2). I think that there might be a slight advantage to appendix in this, but the draw will expose the rig and even if the rig is covered by the off hand the gun must come high enough during the draw to be seen above the average dinner table.
3), I have no trouble drawing from on my back.
4.) Debatable. Should a compatible opportunity to test this and the other aspects arise, I would be more than happy to do so in an atmosphere of friendship and experimentation. Being the gentleman that you are, I trust that you would provide me with a handicap suitable to my advanced age, to provide for a difinitive test.
5). I am not overweight, but I am short from the natural waist to the crotch and lateral leg line. This presents problems when carrying a full size to near full size gun, which I prefer, in appendix.
Important Points About Appendix Carry Holsters
These relate specifically to appendix carry so I will not address them.
My rig allows for drawing and shooting while stationary, running for my life or on the ground.
To reiterate what I stated in the beginning, I have nothing aginst appendix carry and I believe that it may prove to be and ideal carry method for many.

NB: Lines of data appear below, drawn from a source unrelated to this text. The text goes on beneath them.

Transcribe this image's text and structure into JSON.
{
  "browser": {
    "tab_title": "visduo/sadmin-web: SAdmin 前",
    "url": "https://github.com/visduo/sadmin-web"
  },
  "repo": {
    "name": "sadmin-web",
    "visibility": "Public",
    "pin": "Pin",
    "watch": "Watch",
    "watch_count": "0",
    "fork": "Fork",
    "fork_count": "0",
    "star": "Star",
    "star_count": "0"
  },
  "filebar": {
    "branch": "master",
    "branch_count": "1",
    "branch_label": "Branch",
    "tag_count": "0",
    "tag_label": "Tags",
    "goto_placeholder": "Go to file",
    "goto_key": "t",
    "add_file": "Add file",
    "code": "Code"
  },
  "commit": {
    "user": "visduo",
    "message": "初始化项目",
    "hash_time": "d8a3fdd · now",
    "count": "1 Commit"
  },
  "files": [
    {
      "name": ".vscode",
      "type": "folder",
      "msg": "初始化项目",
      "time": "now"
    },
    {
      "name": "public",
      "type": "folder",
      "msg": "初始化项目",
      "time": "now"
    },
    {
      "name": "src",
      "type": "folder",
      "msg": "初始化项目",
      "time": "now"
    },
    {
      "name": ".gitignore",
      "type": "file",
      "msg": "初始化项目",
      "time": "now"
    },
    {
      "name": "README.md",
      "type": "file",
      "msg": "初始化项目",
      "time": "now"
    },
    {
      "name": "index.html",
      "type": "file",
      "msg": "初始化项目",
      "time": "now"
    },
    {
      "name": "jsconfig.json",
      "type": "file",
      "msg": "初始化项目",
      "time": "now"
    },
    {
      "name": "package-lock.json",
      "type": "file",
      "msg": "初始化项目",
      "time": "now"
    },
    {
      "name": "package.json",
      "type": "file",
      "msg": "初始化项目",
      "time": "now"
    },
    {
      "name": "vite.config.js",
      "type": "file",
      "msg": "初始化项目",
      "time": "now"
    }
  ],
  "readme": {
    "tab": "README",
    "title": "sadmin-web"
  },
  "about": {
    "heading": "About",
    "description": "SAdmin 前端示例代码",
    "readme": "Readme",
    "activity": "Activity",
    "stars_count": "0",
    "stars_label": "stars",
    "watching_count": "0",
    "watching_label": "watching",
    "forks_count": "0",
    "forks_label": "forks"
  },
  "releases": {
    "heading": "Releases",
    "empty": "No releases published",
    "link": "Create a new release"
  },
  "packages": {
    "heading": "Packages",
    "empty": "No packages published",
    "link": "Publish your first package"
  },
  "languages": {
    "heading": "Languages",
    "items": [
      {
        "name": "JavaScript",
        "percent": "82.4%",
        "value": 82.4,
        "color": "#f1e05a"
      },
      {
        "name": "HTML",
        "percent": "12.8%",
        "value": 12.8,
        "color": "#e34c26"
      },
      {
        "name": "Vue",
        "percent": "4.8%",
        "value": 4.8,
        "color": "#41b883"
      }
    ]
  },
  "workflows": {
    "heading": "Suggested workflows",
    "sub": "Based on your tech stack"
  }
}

I have not found it to be so for me for the reasons stated.
"I do what I do." Cpl 'coach' Bowden, "Southern Comfort".
February 7th, 2011 02:06 AM
I have not yet been able to try it out, but I just picked up a Serpa Level 3 duty holster for my soon to arrive M&P. I did not know this before, but the Serpa can be adjusted for a slight rearward (or forward) rake. I set it rearward for the exact same mobility/ shoulder reasons. I will post when I get to test it out.
Originally Posted by Old School
February 7th, 2011 04:07 AM
When I do front-carry - I use a Colt Snub and do a variation: BTB - using a clip holster. clipped on the belt but kept in front of the pants. Offers best of both IWB and OWB and with a vest left open, conceals fine with a short-barreled gun. It is more comfortable than IWB, especially at 1:00, but is pulled by the belt into the body like IWB so it rides close. Because it is half-OWB much easier to get a good grip. Try it with a short-barreled gun.
I'd like an adjustable cant clip holster ideally, makes sitting more comfortable with the gun canted to my right. Now I kind of move it to that angle when I sit - but would be easier if that was built in. I have an Alessi now, great and I'd hate to get another, so I'm going to ask if they'd do a custom, move the clip to an angle.
I was watching a very good film the other night: MISSISSIPPI BURNING - based on the Civil Rights murders of the 3 students in 1964. Had a lot of FBI parts in it. They had the actors all wear their guns - revolvers then - in the 1:00 position. I assume that was historically accurate.